Cuando abro los ojos no sé dónde estoy, no siento
ni un solo músculo de mi cuerpo y noto que tengo la boca tan seca que bien
podría ser el desierto del Sahara. Me siento cansada y noto que dos gotas de
insistente sudor luchan por llegar en primer lugar desde mi frente hasta donde
quiera que esté tumbada. Me rodea una habitación de paredes claras y cortinas
vaporosas que se mecen ligeramente al son del viento, del centro del techo
pende una lámpara de aspecto antiguo que incorpora, además, las aspas de un
ventilador. Es un sitio bastante minimalista que no revela nada, por lo que mis
ojos, incapaces de ponerse a buscar algún detalle sutil que se me haya pasado
en el primer vistazo, comienzan a cerrarse lentamente para intentar inducirme,
de nuevo, en un sueño que permita mejorar mi maltrecho estado. Y, aunque algo
en el fondo de mi cabeza está dando alguna clase de alarma, dejo que mis
párpados hagan lo que quieran, porque no puedo luchar contra el agotamiento que
parece haber poseído cada célula de mi cuerpo.
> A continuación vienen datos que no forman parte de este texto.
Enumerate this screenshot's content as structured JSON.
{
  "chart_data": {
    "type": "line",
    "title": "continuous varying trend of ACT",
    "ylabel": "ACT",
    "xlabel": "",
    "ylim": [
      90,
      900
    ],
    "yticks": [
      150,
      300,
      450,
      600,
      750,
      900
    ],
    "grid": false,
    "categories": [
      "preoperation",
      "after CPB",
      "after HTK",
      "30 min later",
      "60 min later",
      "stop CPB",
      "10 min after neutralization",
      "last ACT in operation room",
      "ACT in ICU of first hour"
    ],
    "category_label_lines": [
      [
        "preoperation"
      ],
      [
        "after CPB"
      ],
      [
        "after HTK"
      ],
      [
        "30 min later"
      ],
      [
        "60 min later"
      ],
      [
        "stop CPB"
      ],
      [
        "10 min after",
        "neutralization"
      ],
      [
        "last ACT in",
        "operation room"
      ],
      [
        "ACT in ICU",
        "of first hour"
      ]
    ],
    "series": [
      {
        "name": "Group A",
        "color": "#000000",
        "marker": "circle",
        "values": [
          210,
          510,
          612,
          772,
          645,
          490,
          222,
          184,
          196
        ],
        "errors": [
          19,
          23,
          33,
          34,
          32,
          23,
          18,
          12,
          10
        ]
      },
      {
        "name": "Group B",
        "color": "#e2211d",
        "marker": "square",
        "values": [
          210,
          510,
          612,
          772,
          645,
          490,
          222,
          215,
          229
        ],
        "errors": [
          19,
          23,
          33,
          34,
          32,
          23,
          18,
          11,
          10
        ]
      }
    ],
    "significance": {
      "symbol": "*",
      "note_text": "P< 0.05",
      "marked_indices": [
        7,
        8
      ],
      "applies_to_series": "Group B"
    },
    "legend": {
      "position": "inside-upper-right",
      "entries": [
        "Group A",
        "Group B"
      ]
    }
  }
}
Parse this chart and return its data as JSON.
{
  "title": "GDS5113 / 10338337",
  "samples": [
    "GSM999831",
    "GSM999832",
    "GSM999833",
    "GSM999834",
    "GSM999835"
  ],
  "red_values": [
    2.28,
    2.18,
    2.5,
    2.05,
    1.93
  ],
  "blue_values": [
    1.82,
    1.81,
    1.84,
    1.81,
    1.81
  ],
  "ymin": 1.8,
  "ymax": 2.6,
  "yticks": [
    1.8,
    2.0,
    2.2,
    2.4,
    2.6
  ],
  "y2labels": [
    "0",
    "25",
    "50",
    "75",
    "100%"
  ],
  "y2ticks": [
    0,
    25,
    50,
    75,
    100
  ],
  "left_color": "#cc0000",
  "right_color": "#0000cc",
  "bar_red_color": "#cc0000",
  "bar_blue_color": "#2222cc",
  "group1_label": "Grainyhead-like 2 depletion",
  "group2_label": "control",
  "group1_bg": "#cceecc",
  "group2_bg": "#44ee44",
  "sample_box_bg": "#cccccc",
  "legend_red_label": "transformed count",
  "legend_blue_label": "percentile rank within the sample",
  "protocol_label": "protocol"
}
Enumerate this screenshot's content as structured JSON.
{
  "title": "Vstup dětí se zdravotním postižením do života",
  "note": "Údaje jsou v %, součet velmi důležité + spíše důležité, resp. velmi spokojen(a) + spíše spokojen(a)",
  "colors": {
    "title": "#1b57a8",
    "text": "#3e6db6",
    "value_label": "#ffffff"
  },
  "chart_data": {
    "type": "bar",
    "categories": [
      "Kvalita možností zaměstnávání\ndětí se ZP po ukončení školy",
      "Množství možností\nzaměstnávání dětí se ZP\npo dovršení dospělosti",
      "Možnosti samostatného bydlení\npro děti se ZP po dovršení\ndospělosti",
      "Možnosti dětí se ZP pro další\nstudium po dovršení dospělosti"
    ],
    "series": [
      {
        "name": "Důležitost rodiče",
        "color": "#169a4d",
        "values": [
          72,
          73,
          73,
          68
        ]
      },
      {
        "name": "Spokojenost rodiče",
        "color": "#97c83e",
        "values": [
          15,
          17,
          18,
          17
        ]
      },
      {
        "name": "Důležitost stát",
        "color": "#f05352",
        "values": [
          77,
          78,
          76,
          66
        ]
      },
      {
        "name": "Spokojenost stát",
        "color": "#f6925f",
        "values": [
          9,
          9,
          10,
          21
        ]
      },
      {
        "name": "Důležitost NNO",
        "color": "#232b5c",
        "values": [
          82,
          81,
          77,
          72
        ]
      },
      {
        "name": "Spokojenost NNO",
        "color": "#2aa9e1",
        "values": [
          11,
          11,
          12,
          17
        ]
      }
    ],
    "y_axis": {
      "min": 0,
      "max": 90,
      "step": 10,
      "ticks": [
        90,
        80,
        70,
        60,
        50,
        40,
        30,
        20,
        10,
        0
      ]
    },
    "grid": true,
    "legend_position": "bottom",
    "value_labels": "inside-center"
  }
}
No obstante, como mi vida no se caracteriza por la
buena suerte, dos segundos después de haber vuelto a cerrar los ojos, la puerta
de la habitación se abre violentamente. La parte de mí que había estado dando
la voz de alarma se hace con el control de mis extremidades y me hace saltar de
la cama en la que había estado tumbada. A la vez, la persona que ha entrado
comienza a disparar contra mí. Mi corazón comienza a latir a una velocidad
imposible, haciendo que mi mente sea completamente bañada por la adrenalina. Si
me ha alcanzado alguna bala aún no la siento, por lo que, escondida detrás de
la cama, tratando de no hacer ningún movimiento que delate a mi asesino que
sigo viva, desenfundo la pistola con la mano derecha y espero.
La mujer que ha tratado de matarme asoma la cabeza
para comprobar que su trabajo ha sido realizado correctamente, sin embargo, es
a mí apuntándola con una pistola lo que ve. Sin vacilar, apretó el gatillo y
disparo unas cuantas veces contra el techo y la pared. No quiero matarla, sólo
pretendo asustarla y confundirla, para poder salir corriendo, como hago siempre.
No obstante, cuál es mi sorpresa cuando, tratando de salvar su vida (que
erróneamente cree en peligro), salta por la ventana.
—¡No! —grito inútilmente. No es lo que quería, no
soy una asesina.
Con la respiración totalmente descompensada y el
corazón a punto de salírseme del pecho, rodeo la cama y me acerco a la ventana
a grandes zancadas. Con cuidado, cojo la cortina con la mano y la descorro un
poco para echar un vistazo, esperándome lo peor. No obstante, para mi
desconcierto, no veo nada interesante en la calle. Es decir, debo estar en un
tercer o un cuarto piso, la mujer debería de haber quedado espachurrada en la
acera y la gente debería de haber estado rodeándola, mirando hacia arriba en
busca de una respuesta. Pero allí fuera todo parece normal, nada ha
descarrilado el rumbo de sus vidas.
—No entiendo nada —murmuro para mí misma.
—A todos nos pasa al principio —responde una voz de
mujer detrás de mí.
El corazón de me da un vuelco tan fuerte que
duele. No me explico de dónde ha salido ni cómo ha llegado hasta la habitación
tan sigilosamente y, aunque intento no pensar en ello y actuar automáticamente,
en el momento en el que mi agotado cuerpo se gira para disparar, esta vez a
matar, suena un disparo que no viene de mi pistola y todo se empieza a nublar.
Antes de caer al suelo, antes de que todo se vuelva
negro, veo que en la cama, donde había disparado la mujer, no hay agujeros de
disparos, sino pequeños dardos clavados y algo dentro de mí me hace sonreír.
Quizá aún no ha llegado la hora de mi muerte, después de todo.